Abstract

Correspondence has appeared in the literature concerning the relationships between red deer (Cervus elaphus), roe deer (Capreolus capreolus), fallow deer (Dama dama) and some other species, such as Japanese deer (Cervus nippon), which are feral in the British Isles. Competition, described as antipathy or antagonism by various writers, appears to be the most widely accepted mechanism whereby relative abundance of one deer species is often correlated with relative scarcity of others. Other explanations involve geographical limits of distribution, two examples being the relative abundance of fallow deer in the south of England, and of roe deer in the Lake District (Delap 1955, Carne 1955).
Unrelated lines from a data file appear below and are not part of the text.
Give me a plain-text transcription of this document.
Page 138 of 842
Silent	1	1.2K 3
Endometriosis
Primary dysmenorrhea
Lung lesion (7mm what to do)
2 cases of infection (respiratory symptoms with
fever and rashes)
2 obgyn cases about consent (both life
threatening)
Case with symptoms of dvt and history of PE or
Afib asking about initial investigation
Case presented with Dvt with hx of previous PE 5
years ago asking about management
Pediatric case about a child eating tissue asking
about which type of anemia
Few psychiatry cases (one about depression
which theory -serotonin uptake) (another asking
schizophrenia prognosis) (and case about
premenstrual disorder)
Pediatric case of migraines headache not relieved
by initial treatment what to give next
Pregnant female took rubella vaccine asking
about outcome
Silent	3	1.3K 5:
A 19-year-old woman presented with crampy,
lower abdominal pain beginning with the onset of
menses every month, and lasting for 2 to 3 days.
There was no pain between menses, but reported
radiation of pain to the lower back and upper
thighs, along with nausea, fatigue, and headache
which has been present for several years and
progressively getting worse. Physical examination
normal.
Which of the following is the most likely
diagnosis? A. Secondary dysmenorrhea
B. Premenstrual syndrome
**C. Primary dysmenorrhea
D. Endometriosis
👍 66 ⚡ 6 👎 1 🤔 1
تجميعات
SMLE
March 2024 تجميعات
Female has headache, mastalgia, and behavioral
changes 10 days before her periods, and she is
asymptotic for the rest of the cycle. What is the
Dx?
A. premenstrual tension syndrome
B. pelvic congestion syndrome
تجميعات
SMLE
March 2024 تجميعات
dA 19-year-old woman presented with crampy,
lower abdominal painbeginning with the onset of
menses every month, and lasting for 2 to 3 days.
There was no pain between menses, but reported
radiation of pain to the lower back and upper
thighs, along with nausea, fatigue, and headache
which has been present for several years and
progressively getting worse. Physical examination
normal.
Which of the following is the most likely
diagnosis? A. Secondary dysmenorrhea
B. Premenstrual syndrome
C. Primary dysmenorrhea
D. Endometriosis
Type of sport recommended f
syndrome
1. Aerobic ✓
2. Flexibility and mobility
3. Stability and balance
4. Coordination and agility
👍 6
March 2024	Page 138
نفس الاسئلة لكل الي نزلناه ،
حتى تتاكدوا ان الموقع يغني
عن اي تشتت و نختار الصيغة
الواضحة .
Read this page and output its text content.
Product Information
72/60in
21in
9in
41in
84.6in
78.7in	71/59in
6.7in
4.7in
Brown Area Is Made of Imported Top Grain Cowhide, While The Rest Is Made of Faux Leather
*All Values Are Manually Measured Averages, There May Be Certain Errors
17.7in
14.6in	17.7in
Carne (1954) has stated that Japanese (syn. sika) and fallow deer are, having been introduced into Britain, a powerful deterrent to the roe; he claims support for this contention from historical records which he considers show that as fallow deer have increased in an area, roe deer have decreased, often to extinction. Having observed in the Lake District of England that fallow deer have never established themselves in forests occupied by roe deer, Carne confirmed (1955) a statement by Delap (1955) that there is antipathy between them. Delap also stated that roe deer and red deer or red deer and fallow deer can 'associate happily', but that antagonism exists between roe deer and fallow deer. However, even co-existence of red deer and roe deer does not appear to be a constant feature; Wildash (1951) records that roe deer are seldom found where red deer are present in any numbers in Austria, that the red deer is a 'natural enemy' of the roe, and also that Austrian foresters could not give any reason for this antipathy. The purpose of this paper is to examine these ideas in the light of further evidence. It will be shown that roe, red and fallow deer are characteristically most numerous at different stages in the development of several British forests; when two or more of these three species are present in the same forest area, the number of each of them increases and decreases in a successional manner, which is related to development of the forest habitat towards a climax of mature trees. Such successional changes of the deer fauna are considered to be similar in nature to the marked changes which were shown to occur to the species composition of the bird fauna when a heathland area in East Anglia was afforested (Lack & Lack 1951).